Masal bile olsa insanların akıllarında bu hayvanlar hep o özelliklerle anılırlar. Büyük küçük herkes gördükleri bir hayvana o gözle bakmaya başlar. Her yaratılanın belli bir vazifeyle görevlendirildiğini ve insan aklının alamayacağı kusursuz sistemlerle yaratıldığı göz ardı edilir.
Mesela kargaları bir düşünelim. Karga deyince akla gelen gürültücü, rahatsız edici ve üstelik bir söze kanarak ağzındaki peyniri tilkiye yem edecek kadar aptal bir mahluk gözümüzde canlanır. Halbuki son zamanlarda yapılan araştırmalar, kargaların insanı hayrete düşürecek özelliklerle donatıldığını gösteriyor.
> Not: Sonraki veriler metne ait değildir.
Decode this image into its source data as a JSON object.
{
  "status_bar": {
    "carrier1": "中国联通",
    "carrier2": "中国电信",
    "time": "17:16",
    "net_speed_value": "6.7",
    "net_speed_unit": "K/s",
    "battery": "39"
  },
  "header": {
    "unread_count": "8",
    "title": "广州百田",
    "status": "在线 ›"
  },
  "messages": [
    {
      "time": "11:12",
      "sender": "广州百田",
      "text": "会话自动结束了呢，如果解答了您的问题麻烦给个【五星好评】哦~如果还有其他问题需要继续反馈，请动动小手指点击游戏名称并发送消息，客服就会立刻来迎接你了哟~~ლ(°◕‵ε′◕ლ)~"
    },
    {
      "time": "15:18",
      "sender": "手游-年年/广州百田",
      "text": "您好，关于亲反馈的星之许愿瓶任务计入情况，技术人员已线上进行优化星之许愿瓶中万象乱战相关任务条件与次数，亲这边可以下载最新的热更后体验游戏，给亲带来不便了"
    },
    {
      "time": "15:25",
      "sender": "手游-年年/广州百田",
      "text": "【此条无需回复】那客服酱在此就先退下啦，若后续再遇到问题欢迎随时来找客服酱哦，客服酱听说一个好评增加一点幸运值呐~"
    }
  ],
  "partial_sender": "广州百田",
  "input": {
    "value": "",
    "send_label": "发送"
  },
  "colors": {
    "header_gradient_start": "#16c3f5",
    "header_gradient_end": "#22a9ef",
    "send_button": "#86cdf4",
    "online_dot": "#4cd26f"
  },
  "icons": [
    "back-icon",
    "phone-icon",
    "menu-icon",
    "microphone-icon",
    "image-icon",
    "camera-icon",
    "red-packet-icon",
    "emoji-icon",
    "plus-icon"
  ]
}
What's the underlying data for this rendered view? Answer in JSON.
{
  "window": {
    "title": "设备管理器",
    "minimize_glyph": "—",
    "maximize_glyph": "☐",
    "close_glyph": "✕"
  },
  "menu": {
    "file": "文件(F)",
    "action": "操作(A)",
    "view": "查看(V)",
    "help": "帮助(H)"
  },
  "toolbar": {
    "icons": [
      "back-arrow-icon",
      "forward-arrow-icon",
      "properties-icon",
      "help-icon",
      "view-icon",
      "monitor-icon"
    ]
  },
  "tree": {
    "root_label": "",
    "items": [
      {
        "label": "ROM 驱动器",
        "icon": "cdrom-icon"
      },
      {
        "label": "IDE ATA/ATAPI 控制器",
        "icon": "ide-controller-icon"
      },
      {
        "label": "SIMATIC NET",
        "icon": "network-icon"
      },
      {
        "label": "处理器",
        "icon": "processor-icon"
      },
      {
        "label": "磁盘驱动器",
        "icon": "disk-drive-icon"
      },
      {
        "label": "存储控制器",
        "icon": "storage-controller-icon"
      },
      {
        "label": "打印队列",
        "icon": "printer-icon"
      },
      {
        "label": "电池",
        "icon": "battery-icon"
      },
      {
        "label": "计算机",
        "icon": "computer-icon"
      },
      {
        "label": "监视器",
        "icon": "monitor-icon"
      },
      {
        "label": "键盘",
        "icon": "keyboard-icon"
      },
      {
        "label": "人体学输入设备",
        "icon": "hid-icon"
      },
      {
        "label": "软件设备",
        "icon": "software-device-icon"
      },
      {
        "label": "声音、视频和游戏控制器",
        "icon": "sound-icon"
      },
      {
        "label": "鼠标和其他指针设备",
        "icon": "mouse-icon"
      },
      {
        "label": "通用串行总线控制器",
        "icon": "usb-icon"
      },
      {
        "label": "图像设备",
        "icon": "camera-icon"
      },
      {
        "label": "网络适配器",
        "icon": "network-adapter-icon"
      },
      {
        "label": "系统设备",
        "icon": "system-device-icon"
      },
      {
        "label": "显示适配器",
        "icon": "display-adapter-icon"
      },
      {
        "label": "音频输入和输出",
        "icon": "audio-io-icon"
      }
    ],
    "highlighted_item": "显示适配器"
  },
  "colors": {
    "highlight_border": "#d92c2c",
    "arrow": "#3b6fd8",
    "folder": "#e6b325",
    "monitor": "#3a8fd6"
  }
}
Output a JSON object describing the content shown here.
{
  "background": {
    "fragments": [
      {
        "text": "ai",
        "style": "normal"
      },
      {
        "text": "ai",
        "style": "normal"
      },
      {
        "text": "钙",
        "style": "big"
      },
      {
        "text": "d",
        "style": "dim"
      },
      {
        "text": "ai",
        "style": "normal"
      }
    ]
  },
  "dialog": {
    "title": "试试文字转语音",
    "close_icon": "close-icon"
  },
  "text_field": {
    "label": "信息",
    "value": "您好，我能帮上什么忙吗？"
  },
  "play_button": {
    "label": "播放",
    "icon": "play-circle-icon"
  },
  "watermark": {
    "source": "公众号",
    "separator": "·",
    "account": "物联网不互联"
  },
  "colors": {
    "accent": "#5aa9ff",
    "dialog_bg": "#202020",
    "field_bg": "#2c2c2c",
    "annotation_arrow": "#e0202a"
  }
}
Japonya'da kargaları gözlemleyen bir bilim adamı, kargaların kırmak istedikleri kabuklu yemişleri kırmızı ışıkta duran araçların lastiklerinin altına yerleştirip, kırıldıktan sonra yerden topladıklarını keşfetmiş. Başka bir bilim adamı, kargaların dar bir kütüğün içindeki yiyeceklere ulaşabilmek için bir tel parçasını büküp kanca haline getirdiğini fark etmiş. Ayrıca kargalar son derece de duyarlı hayvanlardır. 16 yıl boyunca kargaları gözlemleyen bir kuş bilimci, sağlıklı anne kargaların hasta eşlerinin başında ölene kadar beklediklerini, öldükten sonra da yavrularını alıp büyükbabalarının yanına taşındığını gördüğünde hayrete düştüğünü anlatıyor. Bundan sonra herhalde kargalara değişik gözle bakmak gerekiyor.
Ağızlarındaki peyniri düşüren kargalar, masal kitaplarındaki kurgulardan ibaret kalıyor. Her yaratılan gibi onlar da yeryüzündeki kusursuz yaratılışın bir örneğidir.